« Beidou », le GPS chinois fonctionnel depuis ce lundi 22 juin. En mettant orbite son dernier satellite, la Chine a trouvé le moyen de faire de son système de navigation Beidou une alternative partout dans le monde au GPS américain et autre Galileo européen.
Pour la Chine, les « nouvelles routes de la soie » passent aussi par l’espace. Cet exploit est l’aboutissement d’un projet de longue haleine, débuté en 1983 sous l’impulsion de Chen Fangyun, un ingénieur surnommé le « père des satellites chinois ». Ce n’est qu’au début des années 2000 que Beidou décolle vraiment, avec la mise en place d’un réseau de satellites capables de fournir un dispositif de géopositionnement pour le territoire chinois.

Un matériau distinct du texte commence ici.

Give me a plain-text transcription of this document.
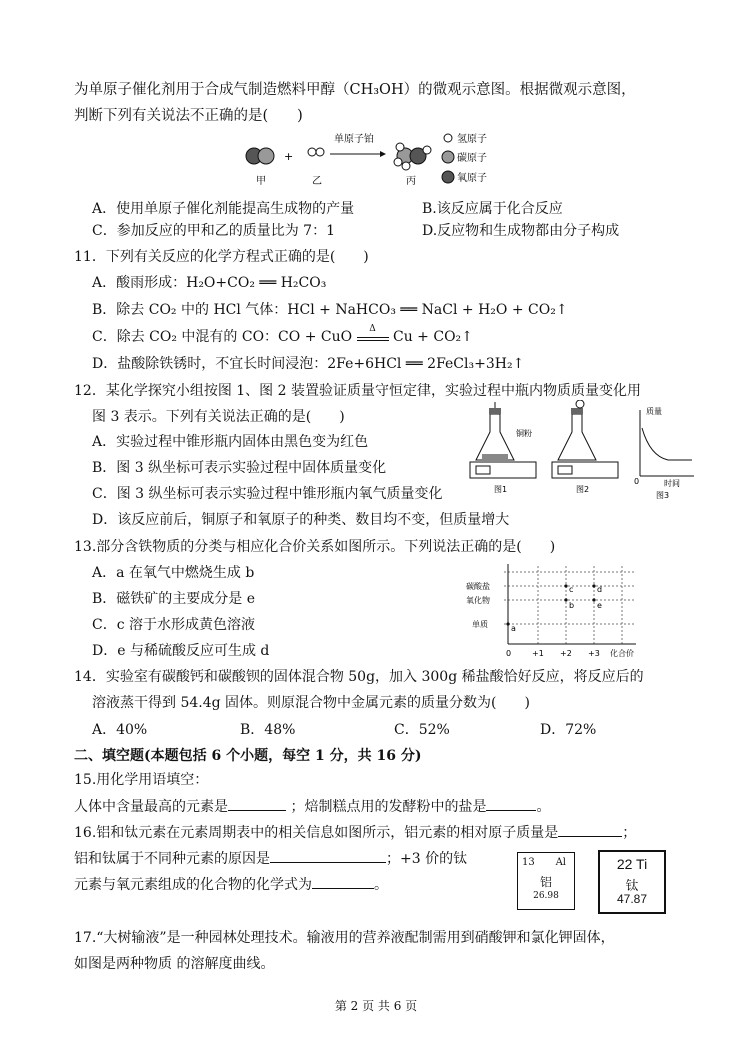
为单原子催化剂用于合成气制造燃料甲醇（CH₃OH）的微观示意图。根据微观示意图，
判断下列有关说法不正确的是(　　)
+
单原子铂	氢原子
碳原子
氧原子
甲	乙	丙
A．使用单原子催化剂能提高生成物的产量	B.该反应属于化合反应
C．参加反应的甲和乙的质量比为 7：1	D.反应物和生成物都由分子构成
11．下列有关反应的化学方程式正确的是(　　)
A．酸雨形成：H₂O+CO₂ ══ H₂CO₃
B．除去 CO₂ 中的 HCl 气体：HCl + NaHCO₃ ══ NaCl + H₂O + CO₂↑
C．除去 CO₂ 中混有的 CO：CO + CuO	Δ	Cu + CO₂↑
D．盐酸除铁锈时，不宜长时间浸泡：2Fe+6HCl ══ 2FeCl₃+3H₂↑
12．某化学探究小组按图 1、图 2 装置验证质量守恒定律，实验过程中瓶内物质质量变化用
图 3 表示。下列有关说法正确的是(　　)
A．实验过程中锥形瓶内固体由黑色变为红色
B．图 3 纵坐标可表示实验过程中固体质量变化
C．图 3 纵坐标可表示实验过程中锥形瓶内氧气质量变化
D．该反应前后，铜原子和氧原子的种类、数目均不变，但质量增大
铜粉
图1	图2
质量
时间
0
图3
13.部分含铁物质的分类与相应化合价关系如图所示。下列说法正确的是(　　)
A．a 在氧气中燃烧生成 b
B．磁铁矿的主要成分是 e
C．c 溶于水形成黄色溶液
D．e 与稀硫酸反应可生成 d
碳酸盐
氧化物
单质
0	+1 +2 +3 化合价
a
b
c	d
e
14．实验室有碳酸钙和碳酸钡的固体混合物 50g，加入 300g 稀盐酸恰好反应，将反应后的
溶液蒸干得到 54.4g 固体。则原混合物中金属元素的质量分数为(　　)
A．40%	B．48%	C．52%	D．72%
二、填空题(本题包括 6 个小题，每空 1 分，共 16 分)
15.用化学用语填空：
人体中含量最高的元素是	；焙制糕点用的发酵粉中的盐是	。
16.铝和钛元素在元素周期表中的相关信息如图所示，铝元素的相对原子质量是	；
铝和钛属于不同种元素的原因是	；+3 价的钛
元素与氧元素组成的化合物的化学式为	。
13 Al
铝
26.98
22 Ti
钛
47.87
17.“大树输液”是一种园林处理技术。输液用的营养液配制需用到硝酸钾和氯化钾固体，
如图是两种物质 的溶解度曲线。
第 2 页 共 6 页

« Les Chinois ont compris que les systèmes de navigation entraînaient une révolution technologique dans le domaine militaire en observant l’efficacité des raids aériens américains durant la guerre en Irak en 2003 », souligne Keith Hayward, directeur de recherche à la Royal aeronautical society, qui a travaillé sur l’industrie aérospatiale chinoise.
Douze ans plus tard, Pékin réussit à étendre sa couverture de Beidou à tout le continent asiatique. D’un projet d’inspiration militaire, ce dispositif est alors aussi devenu un outil économique.
« Ces satellites sont primordiaux pour la Chine car ils lui permettent de compenser le manque en infrastructures de communication au sol pour accompagner son développement », explique Sourgès-Verger, spécialiste des politiques spatiales au CNRS et auteure d’un ouvrage sur la conquête de l’espace par la Chine.
La mise en orbite du 35e satellite rend désormais Beidou opérationnel partout dans le monde. Une étape cruciale au regard des ambitions chinoises de devenir une puissance à la pointe de l’innovation. « La plupart des technologies prioritaires pour Pékin – l’Internet des objets, la 5G ou les voitures autonomes par exemple – nécessitent le recours à un système de navigation », précise Isabelle Sourgès-Verger. Et ils doivent pouvoir fonctionner sur tous les continents. L’enjeu est trop important pour dépendre d’une technologie « made in USA ». « Le développement de Beidou confère aux Chinois une autonomie essentielle. Que ce soit d’un point de vue militaire ou civil, vous ne voulez pas dépendre d’un pays [les États-Unis, NDLR] qui, en cas de crise majeure, peut décider de vous coupez l’accès aux données de navigation », résume Keith Hayward.
C’est aussi un atout diplomatique.
La Chine signale ainsi « qu’elle n’est pas un parasite technologique et est capable d’offrir un outil au monde qui apporte un plus, car Beidou semble être légèrement plus performant que le GPS américain », souligne l’expert britannique.
Beidou est, en effet, une pierre importante apportée à l’édifice des fameuses « nouvelles routes de la soie », ce vaste programme d’investissements dans les infrastructures hors de Chine qui mêle objectifs économiques et diplomatiques.
« Dans les documents autour de ce programme, il y en avait un spécifique au développement de Beidou », souligne Isabelle Sourgès-Verger. Rien de plus logique :
« À partir du moment où Pékin projette sa puissance économique hors de ses frontières, il lui faut un système de navigation propre pour ses trains, ses bateaux et tout ce qui est mobile », affirme la chercheuse française.
Ce n’est pas par hasard que certains, y compris le gouvernement américain, considèrent Beidou comme la pierre angulaire « des routes de la soie spatiales ». Un vaste réseau de satellites qui permet de couvrir l’ensemble de la planète apparaît comme un complément idéal aux nombreuses routes terrestres et maritimes que Pékin met en place depuis plus d’une décennie. Beidou qui, à l’instar du GPS américain est proposé gratuitement. « Environ 70 pays qui participent aux ‘routes de la soie’ sont déjà des partenaires déclarés [de ce système de navigation, NDLR] ou se sont portés candidats », souligne le chercheur Emmanuel Meneut dans une note sur les enjeux en matière de cybersécurité de Beidou, publiée en mai 2020 par l’Institut des relations internationales et stratégiques.
Il s’agit, pour l’heure, essentiellement de pays asiatiques.